Em épocas de sufrágio as semanas são recheadas de campanhas partidárias. Cartazes são afixados em todos os cantos de todas as ruas, os políticos abordam cidadãos a cada dia da sua jornada pelo país, e os próprios comentadores analisam com abundância e profundidade aquilo que cada líder profere nos vários momentos. No entanto, apesar desta riqueza de ideias e promessas que são amplamente difundidas anteriormente às eleições, existe um conjunto de horas em que o apelo ao voto não pode ser exercido: as horas imediatamente anteriores ao ato eleitoral, ou o chamado “dia de reflexão”.
Esta condição entrou juridicamente em vigor em 1975 e desde então que tem o objetivo de criar um espaço de tempo para que os eleitores pensem nos projetos políticos concorrentes e possam decidir-se de maneira fundamentada por um deles (ou se até optam por nenhum, valorizando o voto em branco e o voto nulo). A ideia é que exista um sentido democrático de os partidos suspenderem o seu frenético convite ao sufrágio nas suas propostas e deixarem os cidadãos entregues à sua própria consciência, que é igual entre todos e importante para cada um de nós.
No entanto, já várias forças e protagonistas políticos têm vindo a questionar-se sobre a relevância real deste dia de reflexão. O principal argumento é que se trata de uma lei anacrónica, ou seja, que já não se adequa aos tempos em que vivemos.
Uma primeira pista para isto mesmo pode ser encarada como de cariz moral ou anímico: as pessoas, na sua esmagadora maioria, não se sentam em conversa umas com as outras para cogitarem sobre os prós e os contras de cada opção. Seja pelos mais diversos motivos – ausência de tempo para uma reflexão cabal, falta de vontade ou de interesse pela política, parco conhecimento acerca das propostas de cada candidato ou partido, entre outras – o povo prioriza outros eventos da sua vida, desligando-se muitas vezes da tomada de decisão antecipada.
Um segundo motivo que legitima a crítica à lei do dia de reflexão é de ordem prática: com a investida cada vez mais rompante e disruptiva das redes sociais digitais, que criam, no espaço eletrónico, novos contextos de partilha de opiniões e informações, torna-se cada vez mais difícil assegurar que os partidos cumprem a regra do não apelo ao voto. Colocando de parte as páginas e os perfis oficiais destas forças políticas e dos seus representantes mais conhecidos nunca sabemos se não existem ovelhas tresmalhadas a ativarem as suas tentativas de influência, por mais subtis que possam parecer.

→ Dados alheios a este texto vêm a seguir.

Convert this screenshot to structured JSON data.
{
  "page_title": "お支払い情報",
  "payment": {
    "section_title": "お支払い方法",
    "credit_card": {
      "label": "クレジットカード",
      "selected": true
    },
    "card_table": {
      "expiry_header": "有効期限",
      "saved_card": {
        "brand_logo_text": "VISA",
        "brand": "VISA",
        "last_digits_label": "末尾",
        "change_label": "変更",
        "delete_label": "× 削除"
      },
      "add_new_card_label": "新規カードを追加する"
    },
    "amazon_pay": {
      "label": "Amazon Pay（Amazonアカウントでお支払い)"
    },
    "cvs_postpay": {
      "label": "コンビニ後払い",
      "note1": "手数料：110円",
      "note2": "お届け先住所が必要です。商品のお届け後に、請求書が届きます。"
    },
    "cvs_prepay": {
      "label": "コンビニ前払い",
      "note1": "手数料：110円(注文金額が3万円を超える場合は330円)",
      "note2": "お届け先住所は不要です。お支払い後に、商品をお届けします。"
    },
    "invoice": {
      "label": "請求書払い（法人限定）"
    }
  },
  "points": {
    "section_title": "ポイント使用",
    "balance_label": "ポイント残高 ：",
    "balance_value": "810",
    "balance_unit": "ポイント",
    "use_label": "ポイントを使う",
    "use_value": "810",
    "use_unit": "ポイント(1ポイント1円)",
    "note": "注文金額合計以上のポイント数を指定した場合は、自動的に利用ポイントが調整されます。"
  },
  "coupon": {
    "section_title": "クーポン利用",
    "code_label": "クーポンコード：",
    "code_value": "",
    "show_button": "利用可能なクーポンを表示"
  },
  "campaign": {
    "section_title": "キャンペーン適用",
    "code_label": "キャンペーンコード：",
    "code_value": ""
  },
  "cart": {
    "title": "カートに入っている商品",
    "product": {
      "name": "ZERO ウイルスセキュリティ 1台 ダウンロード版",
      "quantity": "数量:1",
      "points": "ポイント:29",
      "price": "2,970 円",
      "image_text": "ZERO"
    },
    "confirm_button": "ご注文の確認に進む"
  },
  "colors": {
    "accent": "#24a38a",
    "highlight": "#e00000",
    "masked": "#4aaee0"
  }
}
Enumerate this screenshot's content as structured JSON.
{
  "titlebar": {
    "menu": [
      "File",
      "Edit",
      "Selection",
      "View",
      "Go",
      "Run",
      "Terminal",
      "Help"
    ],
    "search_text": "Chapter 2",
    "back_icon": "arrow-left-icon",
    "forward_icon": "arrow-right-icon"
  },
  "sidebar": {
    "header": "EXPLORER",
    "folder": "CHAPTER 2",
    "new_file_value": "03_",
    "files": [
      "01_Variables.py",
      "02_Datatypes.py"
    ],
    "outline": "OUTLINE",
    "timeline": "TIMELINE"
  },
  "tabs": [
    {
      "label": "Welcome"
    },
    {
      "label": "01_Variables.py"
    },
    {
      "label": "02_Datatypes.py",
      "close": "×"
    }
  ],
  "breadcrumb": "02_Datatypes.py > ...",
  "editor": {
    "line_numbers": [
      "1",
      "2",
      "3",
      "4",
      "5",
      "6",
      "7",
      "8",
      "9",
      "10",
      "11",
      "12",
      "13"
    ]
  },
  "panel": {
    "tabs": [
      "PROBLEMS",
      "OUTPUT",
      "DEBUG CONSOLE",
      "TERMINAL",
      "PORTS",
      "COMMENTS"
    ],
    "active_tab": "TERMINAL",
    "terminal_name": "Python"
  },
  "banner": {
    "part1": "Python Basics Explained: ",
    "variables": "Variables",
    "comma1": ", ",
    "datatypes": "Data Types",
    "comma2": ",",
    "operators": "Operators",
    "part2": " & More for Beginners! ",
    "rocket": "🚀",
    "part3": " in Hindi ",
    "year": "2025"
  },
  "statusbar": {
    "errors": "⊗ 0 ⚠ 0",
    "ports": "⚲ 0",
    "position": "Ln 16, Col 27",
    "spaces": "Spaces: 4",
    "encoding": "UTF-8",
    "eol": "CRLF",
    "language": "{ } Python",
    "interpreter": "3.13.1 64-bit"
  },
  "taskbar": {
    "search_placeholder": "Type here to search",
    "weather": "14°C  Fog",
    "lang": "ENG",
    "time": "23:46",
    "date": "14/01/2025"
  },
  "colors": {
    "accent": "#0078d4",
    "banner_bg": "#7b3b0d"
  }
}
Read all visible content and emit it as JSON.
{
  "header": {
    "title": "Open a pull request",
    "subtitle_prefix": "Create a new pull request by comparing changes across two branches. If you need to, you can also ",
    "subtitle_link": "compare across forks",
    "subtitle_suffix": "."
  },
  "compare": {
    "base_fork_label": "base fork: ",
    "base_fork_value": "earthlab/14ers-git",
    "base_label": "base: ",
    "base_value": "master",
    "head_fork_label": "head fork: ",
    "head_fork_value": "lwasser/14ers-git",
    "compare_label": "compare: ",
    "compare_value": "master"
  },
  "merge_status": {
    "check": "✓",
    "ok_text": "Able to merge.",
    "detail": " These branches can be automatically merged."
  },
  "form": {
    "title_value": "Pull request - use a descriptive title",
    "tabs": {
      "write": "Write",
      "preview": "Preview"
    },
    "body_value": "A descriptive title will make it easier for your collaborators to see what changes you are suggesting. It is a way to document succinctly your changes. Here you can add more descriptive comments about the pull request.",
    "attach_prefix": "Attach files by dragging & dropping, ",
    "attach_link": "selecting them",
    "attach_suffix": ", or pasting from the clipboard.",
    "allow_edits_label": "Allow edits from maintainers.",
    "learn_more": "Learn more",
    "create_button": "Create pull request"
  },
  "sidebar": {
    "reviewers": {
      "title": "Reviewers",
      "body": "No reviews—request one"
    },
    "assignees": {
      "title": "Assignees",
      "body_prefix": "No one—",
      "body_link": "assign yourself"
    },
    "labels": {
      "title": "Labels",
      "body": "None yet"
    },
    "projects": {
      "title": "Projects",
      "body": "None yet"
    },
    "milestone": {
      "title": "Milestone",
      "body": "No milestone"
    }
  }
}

Finalmente, uma terceira justificação penetra a dimensão ideológica: como já argumentou a Iniciativa Liberal em 2021, esta lei pode ser encarada enquanto “paternalismo estatal”, como se o Estado devesse ter o direito de decidir quando é correto os eleitores tirarem um tempo para pensarem quem eleger.
Tendo em conta todas estas razões, que tornam o dia de reflexão relativamente inútil, por um lado, e até de certo modo perverso no combate à abstenção, por outro, há quem defenda a eliminação do mesmo. Porém, a meu ver, poderia ser tentada ainda uma solução que conservasse a existência deste momento sem que caísse na banalidade. Tal seria fácil através da junção dos candidatos no enaltecimento do valor da democracia.
Por outras palavras, para além dos minutos eleitorais que os partidos têm na RTP, poderia reservar-se um período em que os líderes dos partidos com assento parlamentar estariam juntos reforçando a importância do voto para a vitalidade do nosso regime democrático. Creio que assistir a um pequeno vídeo de alguns minutos com estes responsáveis juntos, todos proclamando não o voto nos seus partidos, mas sim o voto no geral, com frases como “é importante que venha votar, pois a democracia depende da sua escolha” ou “cada um de nós é uma peça-chave para a manutenção do modo de vida democrático” permitiria aos cidadãos ver que, dentro daquilo que é tão distinto entre as forças partidárias, estas conseguem manifestar a cordialidade necessária entre si e um empenho dedicado à causa do combate à abstenção.
Um melhor aproveitamento do dia de reflexão é isto mesmo: permitir a compreensão dos eleitores de que a eleição numa urna significa a permanência dos valores da justiça, da igualdade, da representação pública – e, até, um maior escrutínio aos governantes e aos políticos na generalidade.